Li Chengtai, Weng Ying, Zhang Yiming, Wang Boding
School of Computer Science, Faculty of Science and Engineering, University of Nottingham Ningbo China, Ningbo 315100, China.
Hwa Mei Hospital, University of Chinese Academy of Sciences, Ningbo 315010, China.
Diagnostics (Basel). 2023 Feb 1;13(3):537. doi: 10.3390/diagnostics13030537.
Artificial intelligence (AI) has been steadily developing in the medical field in the past few years, and AI-based applications have advanced cancer diagnosis. Breast cancer has a massive amount of data in oncology. There has been a high level of research enthusiasm to apply AI techniques to assist in breast cancer diagnosis and improve doctors' efficiency. However, the wise utilization of tedious breast cancer-related medical care is still challenging. Over the past few years, AI-based NLP applications have been increasingly proposed in breast cancer. In this systematic review, we conduct the review using preferred reporting items for systematic reviews and meta-analyses (PRISMA) and investigate the recent five years of literature in natural language processing (NLP)-based AI applications. This systematic review aims to uncover the recent trends in this area, close the research gap, and help doctors better understand the NLP application pipeline. We first conduct an initial literature search of 202 publications from Scopus, Web of Science, PubMed, Google Scholar, and the Association for Computational Linguistics (ACL) Anthology. Then, we screen the literature based on inclusion and exclusion criteria. Next, we categorize and analyze the advantages and disadvantages of the different machine learning models. We also discuss the current challenges, such as the lack of a public dataset. Furthermore, we suggest some promising future directions, including semi-supervised learning, active learning, and transfer learning.
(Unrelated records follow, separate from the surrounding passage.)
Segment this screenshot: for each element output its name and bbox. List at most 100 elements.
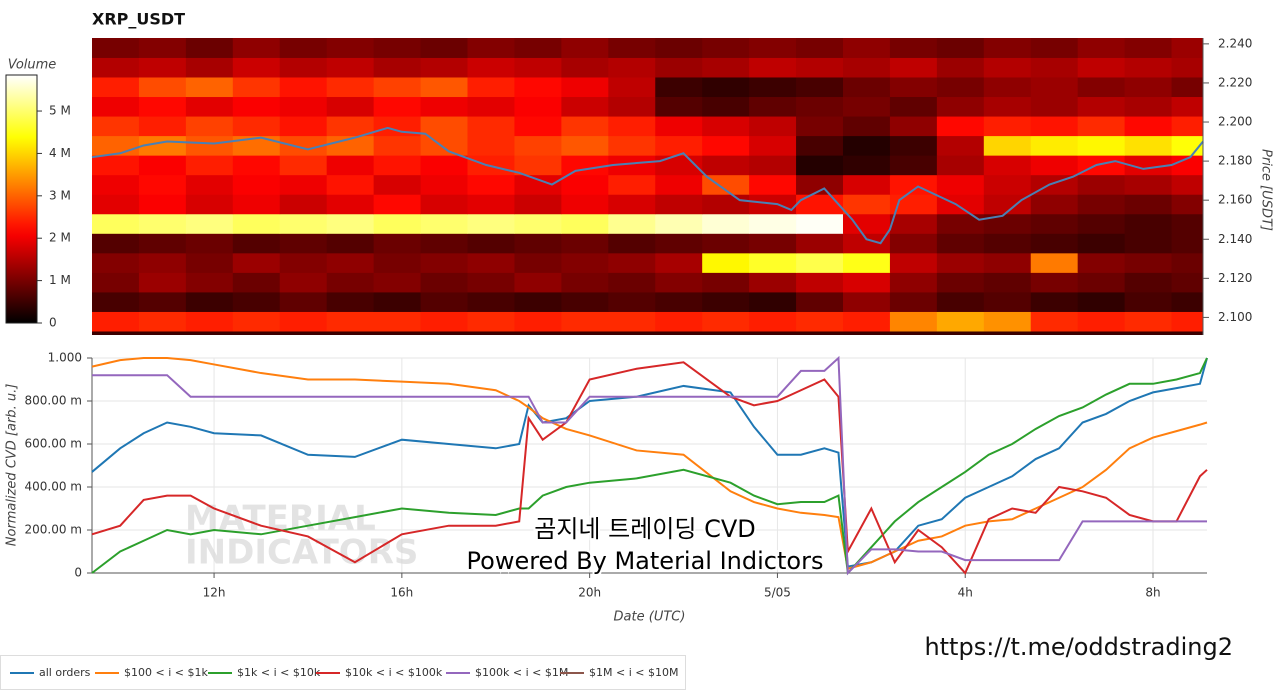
heatmap-cell [889,213,938,234]
heatmap-cell [514,292,562,312]
heatmap-cell [655,135,703,156]
heatmap-cell [842,77,891,98]
heatmap-cell [749,155,797,176]
legend-label: $100k < i < $1M [475,666,568,679]
colorbar [5,74,38,324]
heatmap-cell [1077,272,1126,293]
heatmap-cell [1077,57,1126,78]
annotation: 곰지네 트레이딩 CVD [534,515,755,543]
heatmap-cell [608,174,656,195]
heatmap-cell [92,174,140,195]
heatmap-cell [1077,233,1126,254]
heatmap-cell [185,311,234,332]
heatmap-cell [655,233,703,254]
heatmap-cell [889,38,938,58]
heatmap-cell [842,38,891,58]
heatmap-cell [467,174,515,195]
heatmap-cell [796,96,844,117]
heatmap-cell [232,155,281,176]
heatmap-cell [1030,38,1079,58]
heatmap-cell [1124,38,1172,58]
heatmap-cell [561,194,609,215]
heatmap-cell [936,194,985,215]
heatmap-cell [1077,213,1126,234]
heatmap-cell [373,174,421,195]
heatmap-cell [842,174,891,195]
heatmap-cell [420,272,468,293]
heatmap-cell [232,96,281,117]
x-tick-label: 16h [390,586,413,600]
heatmap-cell [279,194,328,215]
heatmap-cell [373,77,421,98]
heatmap-cell [326,96,375,117]
y-axis-label: Normalized CVD [arb. u.] [5,384,20,547]
heatmap-cell [138,213,187,234]
price-tick-label: 2.140 [1218,232,1252,246]
price-axis-label: Price [USDT] [1259,149,1274,231]
heatmap-cell [1124,77,1172,98]
heatmap-cell [749,233,797,254]
heatmap-cell [983,252,1032,273]
heatmap-cell [936,311,985,332]
heatmap-cell [279,272,328,293]
heatmap-cell [1171,155,1204,176]
heatmap-cell [796,77,844,98]
heatmap-cell [185,96,234,117]
heatmap-cell [608,213,656,234]
heatmap-cell [514,252,562,273]
heatmap-cell [702,311,750,332]
heatmap-cell [185,116,234,137]
colorbar-tick-label: 4 M [49,146,71,160]
heatmap-cell [326,233,375,254]
heatmap-cell [702,194,750,215]
heatmap-cell [702,135,750,156]
heatmap-cell [1030,233,1079,254]
heatmap-cell [1124,194,1172,215]
y-tick-label: 400.00 m [25,480,83,494]
heatmap-cell [232,213,281,234]
heatmap-cell [420,77,468,98]
heatmap-cell [467,252,515,273]
heatmap-cell [467,135,515,156]
heatmap-cell [1171,292,1204,312]
heatmap-cell [185,77,234,98]
heatmap-cell [561,116,609,137]
heatmap-cell [279,174,328,195]
colorbar-tick-label: 5 M [49,104,71,118]
heatmap-cell [1030,292,1079,312]
heatmap-cell [702,57,750,78]
heatmap-cell [983,57,1032,78]
heatmap-cell [420,57,468,78]
heatmap-cell [1171,233,1204,254]
heatmap-cell [608,155,656,176]
heatmap-cell [420,38,468,58]
heatmap-cell [796,233,844,254]
heatmap-cell [1030,213,1079,234]
heatmap-cell [326,155,375,176]
heatmap-cell [326,174,375,195]
heatmap-cell [138,155,187,176]
heatmap-cell [796,272,844,293]
cvd-line [91,357,1208,570]
heatmap-cell [92,155,140,176]
heatmap-cell [232,174,281,195]
heatmap-cell [1030,116,1079,137]
heatmap-cell [655,213,703,234]
colorbar-tick-label: 1 M [49,273,71,287]
heatmap-cell [983,96,1032,117]
heatmap-cell [561,311,609,332]
heatmap-cell [608,194,656,215]
heatmap-cell [1124,292,1172,312]
heatmap-cell [467,77,515,98]
heatmap-cell [936,38,985,58]
heatmap-cell [749,135,797,156]
heatmap-cell [92,252,140,273]
heatmap-cell [138,77,187,98]
heatmap-cell [936,174,985,195]
heatmap-cell [514,174,562,195]
heatmap-cell [279,155,328,176]
price-tick-label: 2.120 [1218,271,1252,285]
heatmap-cell [138,233,187,254]
heatmap-cell [420,96,468,117]
heatmap-cell [936,116,985,137]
在过去几年中,人工智能(AI)在医学领域稳步发展,基于AI的应用推动了癌症诊断的进步。乳腺癌在肿瘤学领域拥有海量数据。将AI技术应用于辅助乳腺癌诊断并提高医生效率的研究热情高涨。然而,合理利用繁琐的乳腺癌相关医疗护理仍具有挑战性。在过去几年中,基于AI的自然语言处理(NLP)应用在乳腺癌领域的提出日益增多。在本系统评价中,我们使用系统评价和Meta分析的首选报告项目(PRISMA)进行综述,并调查了近五年基于自然语言处理(NLP)的AI应用的文献。本系统评价旨在揭示该领域的最新趋势,弥合研究差距,并帮助医生更好地理解NLP应用流程。我们首先对来自Scopus、科学网、PubMed、谷歌学术和计算语言学协会(ACL)文集的202篇出版物进行初步文献检索。然后,我们根据纳入和排除标准筛选文献。接下来,我们对不同机器学习模型的优缺点进行分类和分析。我们还讨论了当前面临的挑战,如缺乏公共数据集。此外,我们提出了一些有前景的未来发展方向,包括半监督学习、主动学习和迁移学习。